Let’s say I am one cell inside a body that has diabetes. This body’s glucose metabolism has been broken for a while. Many of my fellow cells died, many lie close to dying. Since I live inside this ecosystem of elevated glucose, I’m getting damaged too. But to a lesser extent than others. I could be a bone cell, better protected from the glucose damage, and my chances of dying are therefore lower than the cells that live in the eyes, kidneys, or toes of this body. The reason why the body got diabetes is partly because of bad genes, and partly because of bad decision making by the mind that runs this body. Some neuronal cells in the mind of this body are stupid to the point of being evil. They take short-sighted, harmful decisions. Every once in a while, they go get jalebis and worsen the glucose metabolism further. There are kind and sensible neurons too, working hard to drive our body towards healthy food, medication and exercise. It’s an ongoing battle.
I am one cell among a trillion other cells, and I have options on what I can do. I can be angry with the stupid neuronal cells which made all those wrong choices (choosing jalebis over broccoli and exercise) and landed us all into trouble. Did they not know it would hurt the entire body, and one day, it would hurt them too?
Or, I could see the pointlessness of my anger. I could shrug and see that they did what they were wired to do. I can send messages and urge them to do the right thing. It may help. I can work to protect the cells in this body’s eyes, toes and other places — cells which are at a higher risk of dying because of their position of exposure to sugar. I cannot protect them all, but I can protect some.
I don’t even have to choose a permanent path: some days I can choose angry ranting, other days I can walk towards acceptance and action.

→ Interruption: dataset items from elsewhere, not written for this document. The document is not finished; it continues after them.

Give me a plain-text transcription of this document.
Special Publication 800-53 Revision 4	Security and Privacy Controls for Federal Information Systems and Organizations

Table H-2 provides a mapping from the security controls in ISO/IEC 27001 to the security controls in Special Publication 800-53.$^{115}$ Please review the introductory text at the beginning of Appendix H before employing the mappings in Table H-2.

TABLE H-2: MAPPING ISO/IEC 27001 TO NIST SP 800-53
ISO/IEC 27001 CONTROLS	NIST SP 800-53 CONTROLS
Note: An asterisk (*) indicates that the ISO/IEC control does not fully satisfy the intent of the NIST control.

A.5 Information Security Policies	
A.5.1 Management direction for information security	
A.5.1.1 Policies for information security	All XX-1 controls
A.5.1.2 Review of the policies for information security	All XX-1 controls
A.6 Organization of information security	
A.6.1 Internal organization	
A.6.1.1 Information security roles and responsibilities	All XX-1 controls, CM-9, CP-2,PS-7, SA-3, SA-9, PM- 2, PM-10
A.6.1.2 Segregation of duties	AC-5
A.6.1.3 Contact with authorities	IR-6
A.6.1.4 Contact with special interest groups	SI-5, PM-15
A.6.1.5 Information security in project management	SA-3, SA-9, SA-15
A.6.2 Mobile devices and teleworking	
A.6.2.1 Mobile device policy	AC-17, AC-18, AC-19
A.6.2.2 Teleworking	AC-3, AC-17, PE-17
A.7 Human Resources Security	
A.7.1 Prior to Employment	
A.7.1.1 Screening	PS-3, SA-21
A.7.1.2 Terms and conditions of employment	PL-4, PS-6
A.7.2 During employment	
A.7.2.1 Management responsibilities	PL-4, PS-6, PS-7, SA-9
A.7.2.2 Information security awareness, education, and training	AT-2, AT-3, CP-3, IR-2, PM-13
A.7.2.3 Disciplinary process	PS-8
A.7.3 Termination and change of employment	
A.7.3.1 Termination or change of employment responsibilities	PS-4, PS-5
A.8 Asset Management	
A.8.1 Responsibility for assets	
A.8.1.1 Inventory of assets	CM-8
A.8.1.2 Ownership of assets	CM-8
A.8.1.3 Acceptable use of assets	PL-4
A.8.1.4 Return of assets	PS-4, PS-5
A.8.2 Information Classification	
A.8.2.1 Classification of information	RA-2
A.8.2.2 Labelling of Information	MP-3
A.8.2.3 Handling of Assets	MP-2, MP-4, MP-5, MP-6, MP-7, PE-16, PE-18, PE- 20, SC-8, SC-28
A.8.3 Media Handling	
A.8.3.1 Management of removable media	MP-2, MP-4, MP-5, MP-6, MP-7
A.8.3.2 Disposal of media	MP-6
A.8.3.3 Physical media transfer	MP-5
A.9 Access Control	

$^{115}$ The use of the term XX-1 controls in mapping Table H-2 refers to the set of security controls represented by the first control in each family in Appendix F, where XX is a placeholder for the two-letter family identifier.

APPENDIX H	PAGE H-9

All the while, I live with the knowledge that this body is going to die one day. No matter what we do, no matter how many right decisions we take, no matter how many jalebis we walk away from, one day this body will die. We can delay it, of course, so that it happens 100 years from now, rather than tomorrow. As an individual cell in this body, I could die today. There is a zero-to-hundred probability of my dying today — and my genetic material getting repurposed into something else. Why is that a tragedy? It is all part of the metabolic drama of being a body. I might scream and rant when I die, but that’s part of the drama too.
Once I understand the inevitability of death — both of this body, and of me the cell inside this body — my purpose becomes a little clearer. I can enjoy this opportunity to be alive and experience metabolism. I don’t feel any guilt about being happy in the middle of all the madness around me. Free of shame and anger, it is easier to offer love and protection to the other cells around me. Even to the ones that seem okay on the surface.
End of metaphor.
I did say it was a giant-sized metaphor. So this is the reason why I’m feeling happy: for some reason today, I’m able to see myself as a part of a larger, connected whole. This particular bit of mind is choosing to dwell on evidences of human kindness. For now.
I’m feeling joyful today, and I’m not sorry for it. I might get overwhelmed and sad tomorrow, and that would be okay too. One of these days, when I die, it will be with gratitude that this mind and this body experienced both joy and sadness in nearly equal measure.